We were disappointed by the introduction (at the bottom of page 12 of the Document) of a list of calamities experienced by other nations - and in particular "the drama of the Middle East". We with our long record of suffering can profoundly empathize with the tragedies of other peoples. But we can never forget the uniqueness of the Shoah which is the point we would have expected the Document to bring out. In no other case, was an entire people doomed to the utmost humiliation and then extermination off the face of the earth - even to the extent of going back generations to identify their "blood". Moreover as Catholic belief as expressed in recent documents clearly links the salvation of Christians with God's redemption of the Jewish people whose covenant with him is irrevocable, Christians cannot view the Shoah as they do other genocides.
We welcome Cardinal Cassidy's suggestion, recorded in the communiqué at the end of the ILC meeting, that a joint team of Jewish and Christian scholars review the relevant material relating to the Catholic Church and the Shoah in the volumes produced by Catholic scholars and if questions still remain, further clarification will be sought. The Vatican archives are the only great archive which remain closed for the World War II period. When they are opened, there will doubtless be both positive and negative disclosures. But only in this way will the historical record be authoritatively established.
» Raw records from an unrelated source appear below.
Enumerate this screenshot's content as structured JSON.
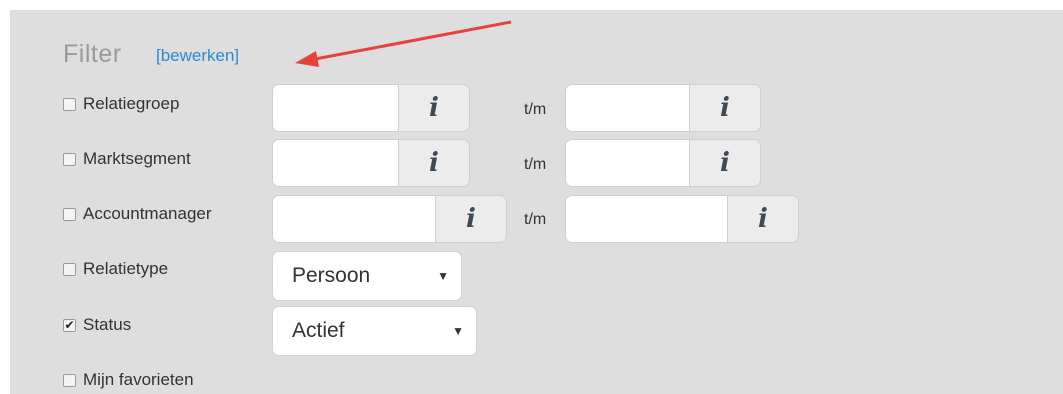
{
  "filter": {
    "title": "Filter",
    "edit_link": "[bewerken]"
  },
  "rows": [
    {
      "label": "Relatiegroep",
      "checked": false
    },
    {
      "label": "Marktsegment",
      "checked": false
    },
    {
      "label": "Accountmanager",
      "checked": false
    },
    {
      "label": "Relatietype",
      "checked": false
    },
    {
      "label": "Status",
      "checked": true
    },
    {
      "label": "Mijn favorieten",
      "checked": false
    }
  ],
  "range_separator": "t/m",
  "info_button_glyph": "i",
  "checkbox_tick": "✔",
  "selects": {
    "relatietype": "Persoon",
    "status": "Actief"
  },
  "caret_glyph": "▼",
  "annotation": {
    "color": "#e8403a"
  }
}
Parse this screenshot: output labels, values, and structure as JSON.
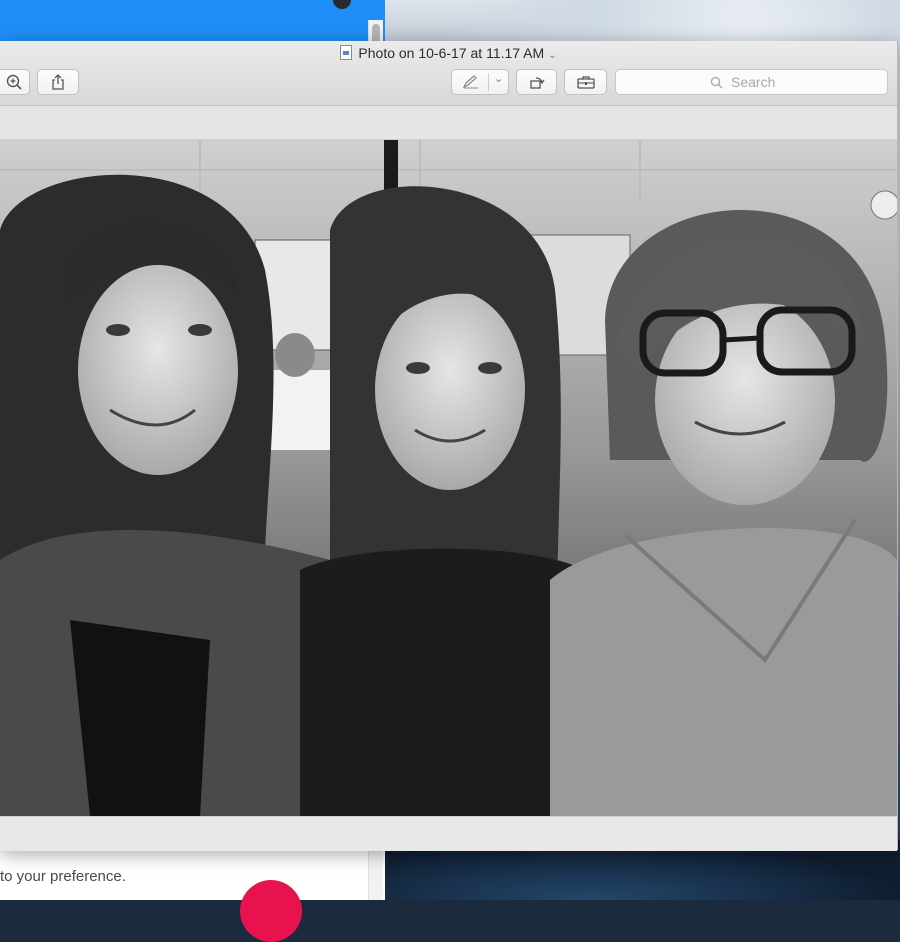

We would like to conclude, as we began, on a positive note. We appreciate Cardinal Cassidy's statement that Catholics have much to learn and that the Jewish community needs to understand better how the Catholic Church views itself. Our critique of the Document is not meant with any negative intent but as a pointer to the guidelines which we think should be adopted in Catholic teaching of the Shoah. It is in the spirit of Cardinal Cassidy's comment that the Document is not a conclusion but rather a step for further development, and that in the words of Pope John Paul II's covering letter, we will "work together for a world of true respect for the life and dignity of every human being". Indeed "We Remember" is not only an indictment of the past but, in its condemnation of antisemitism, a milestone-guideline for the future.